Venture capitalists fronted $83.3 million in the quarter in Minnesota, including $50.4 million for three companies in the state's crucial medical device industry. That was up significantly from a weak second quarter. But none of the third-quarter deals represents a new start-up's first round of funding, indicating that investors are sticking to existing ventures.
"It's just infinitely harder than it was 10 years ago, even five years ago," said Kai Kroll, president of Ionix Medical, a device company in Maple Grove. "I think there's a lot of money sitting on the sidelines."
Venture capitalists invested $6.5 billion in the United States in the third quarter, a drop of 11.5 percent from the year-ago period, according to the MoneyTree Report by the National Venture Capital Association and PricewaterhouseCoopers (PwC), using data from Thomson Reuters.
Software companies led the way, attracting $2 billion in investment. Funding for medical device companies declined nationally for the third straight quarter, falling to $434.4 million, its lowest level since 2004.
Venture capitalists did seven deals in Minnesota in the third quarter, including three in medical devices, two in software, one in IT services and one in biotechnology.
Shoreview-based Torax Medical, which makes pacemakers and artificial organs, attracted $30 million. Minneapolis-based Tactile Systems Technology, which makes medical therapeutics, attracted $10.4 million. Golden Valley-based Segetis Inc., a company that makes biochemical products, attracted $25.5 million.
Minnesota ranked 12th among states in share of venture capital dollars, which was about average for the state, as was the dollar amount.
"The third quarter was a nice comeback when you look at the second quarter," said Mark Scholtes, a Twin Cities-based partner with PwC. "It was nice to see a bounceback, but I think that has more to do with timing of deal flow as opposed to some great improvement in the economy."
From 2008 to 2011, Minnesota averaged 40 deals a year, Scholtes said.
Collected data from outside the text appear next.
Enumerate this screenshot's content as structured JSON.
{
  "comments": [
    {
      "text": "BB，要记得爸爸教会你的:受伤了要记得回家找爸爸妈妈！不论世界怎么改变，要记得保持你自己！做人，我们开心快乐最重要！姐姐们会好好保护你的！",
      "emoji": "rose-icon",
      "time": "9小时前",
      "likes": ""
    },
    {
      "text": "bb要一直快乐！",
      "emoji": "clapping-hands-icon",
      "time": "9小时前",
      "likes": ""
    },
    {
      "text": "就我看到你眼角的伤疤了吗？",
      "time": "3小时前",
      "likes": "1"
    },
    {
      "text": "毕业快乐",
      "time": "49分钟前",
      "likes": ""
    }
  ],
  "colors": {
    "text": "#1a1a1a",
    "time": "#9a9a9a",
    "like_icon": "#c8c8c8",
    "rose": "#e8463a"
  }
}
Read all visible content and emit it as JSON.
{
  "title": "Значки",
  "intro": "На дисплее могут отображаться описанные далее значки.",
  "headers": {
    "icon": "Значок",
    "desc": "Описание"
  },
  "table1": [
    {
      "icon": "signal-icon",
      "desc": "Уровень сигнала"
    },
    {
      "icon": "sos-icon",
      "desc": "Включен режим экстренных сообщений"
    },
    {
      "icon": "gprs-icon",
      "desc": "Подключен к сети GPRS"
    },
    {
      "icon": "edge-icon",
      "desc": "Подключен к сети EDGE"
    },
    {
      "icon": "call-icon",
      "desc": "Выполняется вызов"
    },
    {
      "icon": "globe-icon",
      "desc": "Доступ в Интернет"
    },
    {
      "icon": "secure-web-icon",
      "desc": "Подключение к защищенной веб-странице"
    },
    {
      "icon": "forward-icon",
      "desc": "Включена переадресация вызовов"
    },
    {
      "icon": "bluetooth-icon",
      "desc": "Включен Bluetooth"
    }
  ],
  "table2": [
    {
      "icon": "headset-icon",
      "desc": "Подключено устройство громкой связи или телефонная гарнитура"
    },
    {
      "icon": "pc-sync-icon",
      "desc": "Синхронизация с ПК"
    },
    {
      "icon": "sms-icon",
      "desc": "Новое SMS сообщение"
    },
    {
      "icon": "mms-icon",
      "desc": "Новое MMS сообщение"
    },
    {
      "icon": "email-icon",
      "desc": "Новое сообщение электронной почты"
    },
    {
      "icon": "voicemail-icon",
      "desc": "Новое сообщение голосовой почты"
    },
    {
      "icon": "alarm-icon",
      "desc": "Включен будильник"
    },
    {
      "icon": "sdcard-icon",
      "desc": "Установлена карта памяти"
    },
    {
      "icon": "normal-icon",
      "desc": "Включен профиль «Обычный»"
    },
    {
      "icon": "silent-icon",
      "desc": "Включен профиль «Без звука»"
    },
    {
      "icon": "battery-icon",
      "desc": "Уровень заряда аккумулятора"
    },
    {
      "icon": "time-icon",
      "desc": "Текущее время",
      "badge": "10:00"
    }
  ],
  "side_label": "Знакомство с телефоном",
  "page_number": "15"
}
This year, venture capitalists have done 18 deals through three quarters.
"Definitely from a volume perspective, 2012 has been a down year," Scholtes said.
Minnesota has never been a venture capital hotbed like California, Texas or New York, but as recently as 2008, investors pumped $478 million into start-ups in the state. Through the first nine months of 2012, Minnesota start-ups have received $203.3 million in venture capital funding.
Part of the problem is the difficulty in getting a medical device start-up off the ground.
The National Venture Capital Association has long been a critic of the Food and Drug Administration, arguing that the pullback in funding for medical innovation has to do with long approval times for new treatments and products, all of which require large amounts of capital.
"It's the same issues that we've been talking about for some time," Scholtes said. "FDA approval times are taking longer and longer."
Also, the medical device excise tax provision of the Affordable Care Act may be discouraging investors, Scholtes said.
Biotechnology and medical devices still accounted for more than a quarter of venture capital funding in the country.
Three of the four largest venture capital deals in the country were for California companies. Square, a mobile payments company, attracted $200 million in funding; a software company called Box received $125 million; and Fisker Automotive, an electric-car manufacturer, received $103.7 million.
Woodridge, Ill.-based Elevance Renewable Sciences, which makes specialty chemicals, received $104.4 million.